Woord vooraf
Mijn belangstelling voor kleding dateert al van ver voor het begin van dit proefschrift. Aanvankelijk was deze niet zozeer analytisch, als wel vormgevend gericht. Na jarenlang mijn Barbiepop met veel plezier van allerlei nieuwe toiletjes voorzien te hebben, pakte ik het wat grootschaliger aan: ik volgde de opleiding ‘mode- en dessinontwerpen’ aan de Stadsacademie voor Toegepaste Kunsten te Maastricht. Daar viel me op dat de studenten van de verschillende afstudeerrichtingen aan de kleding te herkennen waren: de modemensen waren extravagant en opvallend gekleed, de reclamelieden modieus doch netjes, de beeldhouwers bestudeerd nonchalant. Dit fenomeen wekte mijn interesse, wat de kiem voor dit proefschrift heeft gelegd.

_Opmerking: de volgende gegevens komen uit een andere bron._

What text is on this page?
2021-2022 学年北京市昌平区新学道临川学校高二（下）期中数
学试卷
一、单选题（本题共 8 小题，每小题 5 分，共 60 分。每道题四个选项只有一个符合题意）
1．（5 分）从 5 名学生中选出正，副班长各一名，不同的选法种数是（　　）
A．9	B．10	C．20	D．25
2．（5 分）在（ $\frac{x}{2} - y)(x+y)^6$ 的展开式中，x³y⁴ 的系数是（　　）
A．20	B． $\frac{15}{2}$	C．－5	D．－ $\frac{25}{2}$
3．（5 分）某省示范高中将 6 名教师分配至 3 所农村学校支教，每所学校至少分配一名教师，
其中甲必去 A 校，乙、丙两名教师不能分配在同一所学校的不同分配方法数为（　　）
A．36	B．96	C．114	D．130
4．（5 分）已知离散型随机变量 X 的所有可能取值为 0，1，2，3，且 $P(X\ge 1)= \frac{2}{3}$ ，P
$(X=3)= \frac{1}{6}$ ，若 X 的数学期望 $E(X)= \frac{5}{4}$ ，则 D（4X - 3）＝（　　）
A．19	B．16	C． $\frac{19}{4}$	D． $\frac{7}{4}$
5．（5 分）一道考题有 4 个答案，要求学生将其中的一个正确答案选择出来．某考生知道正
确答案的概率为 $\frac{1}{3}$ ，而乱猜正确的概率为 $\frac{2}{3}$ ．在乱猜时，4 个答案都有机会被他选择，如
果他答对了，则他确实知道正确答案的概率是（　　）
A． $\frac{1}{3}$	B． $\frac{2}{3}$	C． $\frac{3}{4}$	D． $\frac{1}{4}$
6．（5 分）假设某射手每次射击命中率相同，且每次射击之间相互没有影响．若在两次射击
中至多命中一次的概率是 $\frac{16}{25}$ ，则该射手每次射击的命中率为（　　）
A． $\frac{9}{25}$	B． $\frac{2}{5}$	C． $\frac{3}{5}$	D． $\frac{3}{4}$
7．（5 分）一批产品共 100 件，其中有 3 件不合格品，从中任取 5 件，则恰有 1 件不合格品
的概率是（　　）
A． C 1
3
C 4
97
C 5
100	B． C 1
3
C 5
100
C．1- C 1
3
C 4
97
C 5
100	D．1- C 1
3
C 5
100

Onderwerp van deze studie zijn de achtergronden van kleedgedrag. Het gaat om de vraag wat iemand ertoe brengt zich op een bepaalde manier te kleden. De eisen die de (natuurlijke, maar vooral sociale) omgeving stelt, spelen daarbij een belangrijke rol. Voor u ligt geen kostuumhistorische studie, maar een historisch en sociologisch onderzoek naar het kleedgedrag in Nederland tussen 1813 en 1920.
Aan dit proefschrift heb ik met veel plezier gewerkt. Af en toe dreigde de hoeveelheid materiaal enigszins uit de hand te lopen of werd de werkdruk wat al te hoog. Dan was er altijd mijn promotor, prof. dr. H.F.J.M. van den Eerenbeemt, om mij soms wat bruusk, maar meestal met veel goede woorden weer op het juiste spoor te zetten. Zijn stimulerende begeleiding en warme persoonlijke belangstelling heb ik zeer gewaardeerd. Ook mevrouw M. van den Eerenbeemt-Wortmann heeft mijn studie ondersteund: zij spaarde jarenlang voor mij de moderubrieken uit de NRC.

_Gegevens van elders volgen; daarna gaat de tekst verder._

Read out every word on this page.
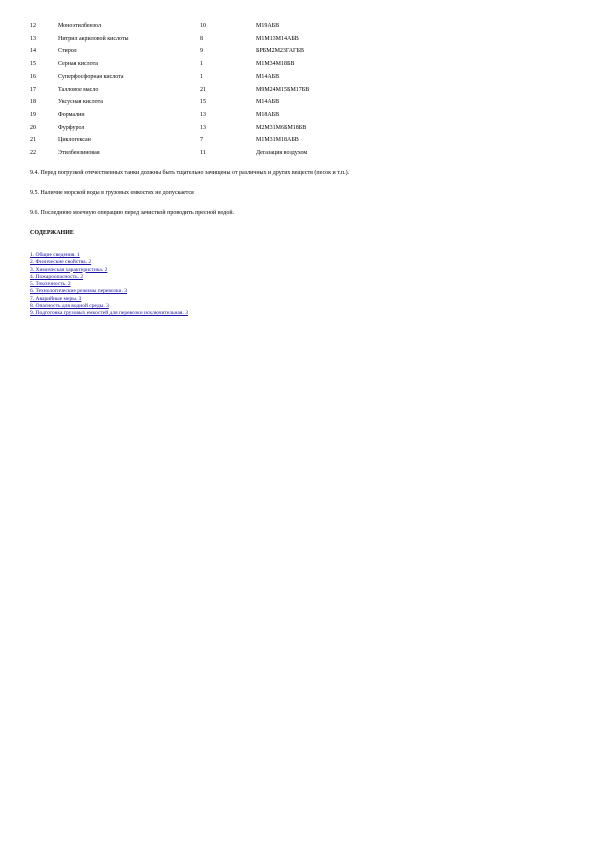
12	Моноэтилбензол	10	М19АБВ
13	Нитрил акриловой кислоты	8	М1М13М14АБВ
14	Стирол	9	БРБМ2М23ГАГБВ
15	Серная кислота	1	М1М34М18БВ
16	Суперфосфорная кислота	1	М14АБВ
17	Талловое масло	21	М9М24М15БМ17БВ
18	Уксусная кислота	15	М14АБВ
19	Формалин	13	М18АБВ
20	Фурфурол	13	М2М31М6БМ18БВ
21	Циклогексан	7	М1М31М18АБВ
22	Этилбензиновая	11	Дегазация воздухом

9.4. Перед погрузкой отечественных танки должны быть тщательно зачищены от различных и других веществ (песок и т.п.).

9.5. Наличие морской воды в грузовых емкостях не допускается

9.6. Последнюю моечную операцию перед зачисткой проводить пресной водой.

СОДЕРЖАНИЕ

1. Общие сведения. 1
2. Физические свойства. 2
3. Химическая характеристика. 2
4. Пожароопасность. 2
5. Токсичность. 2
6. Технологические режимы перевозки. 3
7. Аварийные меры. 3
8. Опасность для водной среды. 3
9. Подготовка грузовых емкостей для перевозки исключительная. 3
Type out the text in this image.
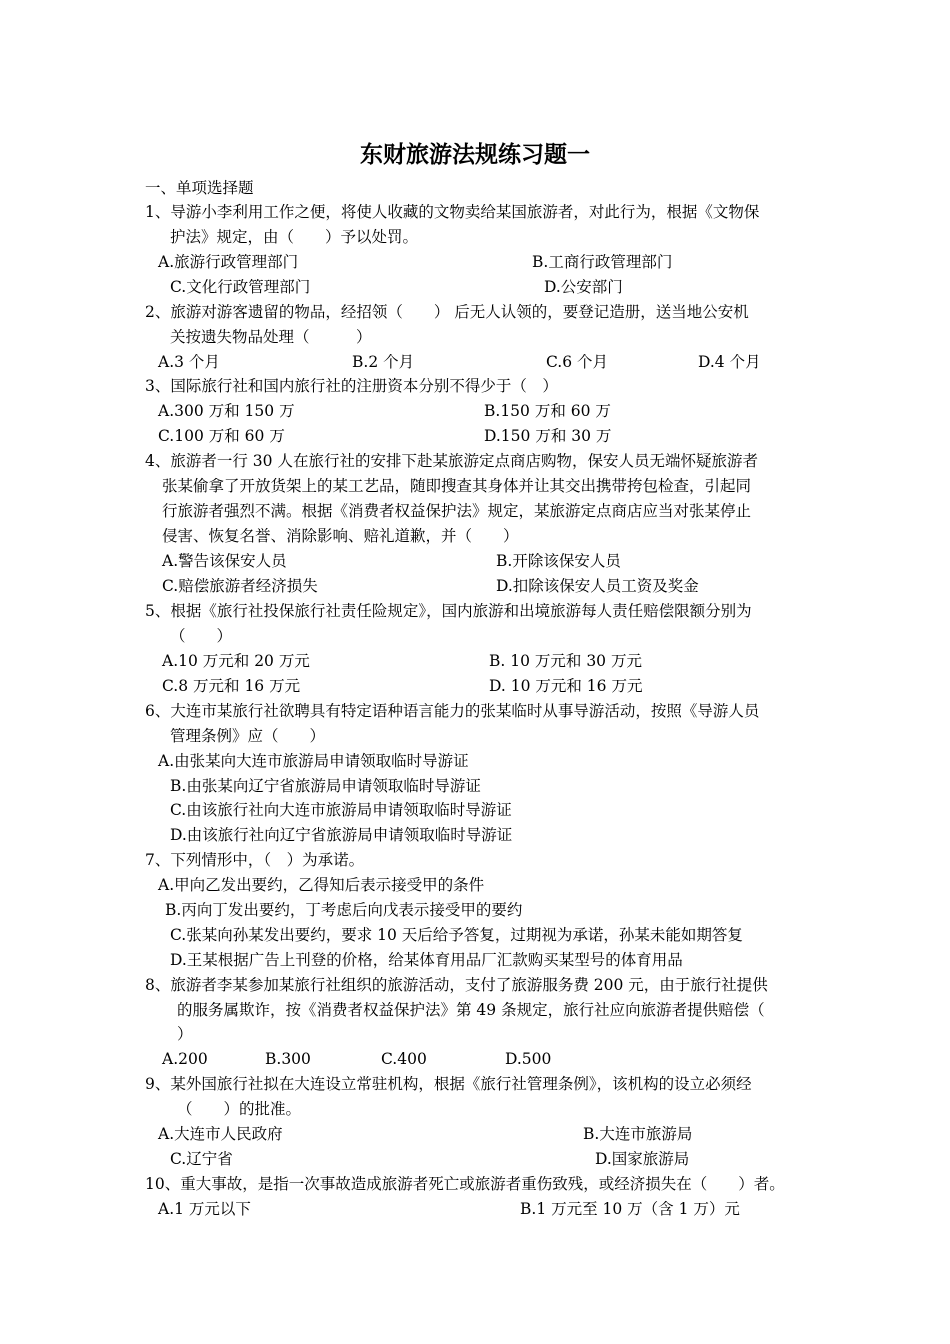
东财旅游法规练习题一
一、单项选择题
1、导游小李利用工作之便，将使人收藏的文物卖给某国旅游者，对此行为，根据《文物保
护法》规定，由（　　）予以处罚。
A.旅游行政管理部门	B.工商行政管理部门
C.文化行政管理部门	D.公安部门
2、旅游对游客遗留的物品，经招领（　　） 后无人认领的，要登记造册，送当地公安机
关按遗失物品处理（　　　）
A.3 个月	B.2 个月	C.6 个月	D.4 个月
3、国际旅行社和国内旅行社的注册资本分别不得少于（　）
A.300 万和 150 万	B.150 万和 60 万
C.100 万和 60 万	D.150 万和 30 万
4、旅游者一行 30 人在旅行社的安排下赴某旅游定点商店购物，保安人员无端怀疑旅游者
张某偷拿了开放货架上的某工艺品，随即搜查其身体并让其交出携带挎包检查，引起同
行旅游者强烈不满。根据《消费者权益保护法》规定，某旅游定点商店应当对张某停止
侵害、恢复名誉、消除影响、赔礼道歉，并（　　）
A.警告该保安人员	B.开除该保安人员
C.赔偿旅游者经济损失	D.扣除该保安人员工资及奖金
5、根据《旅行社投保旅行社责任险规定》，国内旅游和出境旅游每人责任赔偿限额分别为
（　　）
A.10 万元和 20 万元	B. 10 万元和 30 万元
C.8 万元和 16 万元	D. 10 万元和 16 万元
6、大连市某旅行社欲聘具有特定语种语言能力的张某临时从事导游活动，按照《导游人员
管理条例》应（　　）
A.由张某向大连市旅游局申请领取临时导游证
B.由张某向辽宁省旅游局申请领取临时导游证
C.由该旅行社向大连市旅游局申请领取临时导游证
D.由该旅行社向辽宁省旅游局申请领取临时导游证
7、下列情形中，（　）为承诺。
A.甲向乙发出要约，乙得知后表示接受甲的条件
B.丙向丁发出要约，丁考虑后向戊表示接受甲的要约
C.张某向孙某发出要约，要求 10 天后给予答复，过期视为承诺，孙某未能如期答复
D.王某根据广告上刊登的价格，给某体育用品厂汇款购买某型号的体育用品
8、旅游者李某参加某旅行社组织的旅游活动，支付了旅游服务费 200 元，由于旅行社提供
的服务属欺诈，按《消费者权益保护法》第 49 条规定，旅行社应向旅游者提供赔偿（
）
A.200	B.300	C.400	D.500
9、某外国旅行社拟在大连设立常驻机构，根据《旅行社管理条例》，该机构的设立必须经
（　　）的批准。
A.大连市人民政府	B.大连市旅游局
C.辽宁省	D.国家旅游局
10、重大事故，是指一次事故造成旅游者死亡或旅游者重伤致残，或经济损失在（　　）者。
A.1 万元以下	B.1 万元至 10 万（含 1 万）元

Graag wil ik degenen bedanken die de Faculteit voor Sociale Wetenschappen van de Katholieke Universiteit Brabant voor mij tot een aangename werkplek hebben gemaakt: de leden van de sectie geschiedenis (Minke, Jeanine, Judith, Mariel, Ria en Esther), de belangstellende collega's, en last but not least de leden van de ‘lunchclub’ (Marijke, Marianne, Margreet, Marij, Saskia, Willeke, Mieke, Brigitte, Birgit, Arthur, Andries, John). Minke Hiemstra bedank ik speciaal voor haar assistentie bij de definitieve versie van de lijst van geraadpleegde collecties, de literatuurlijst en het notenapparaat, Francine van Remunt voor de voortreffelijke wijze waarop zij de lay-out heeft verzorgd.
Een woord van dank is ook op zijn plaats aan het adres van de medewerkers van de Economisch Historische Bibliotheek, het P.J. Meertensinstituut en de bibliotheekafdelingen van het Haags Gemeentemuseum, het Openluchtmuseum Arnhem en het Nederlands Textielmuseum. Hun bereidwillige hulp heeft zeker aan het tot stand komen van dit proefschrift bijgedragen.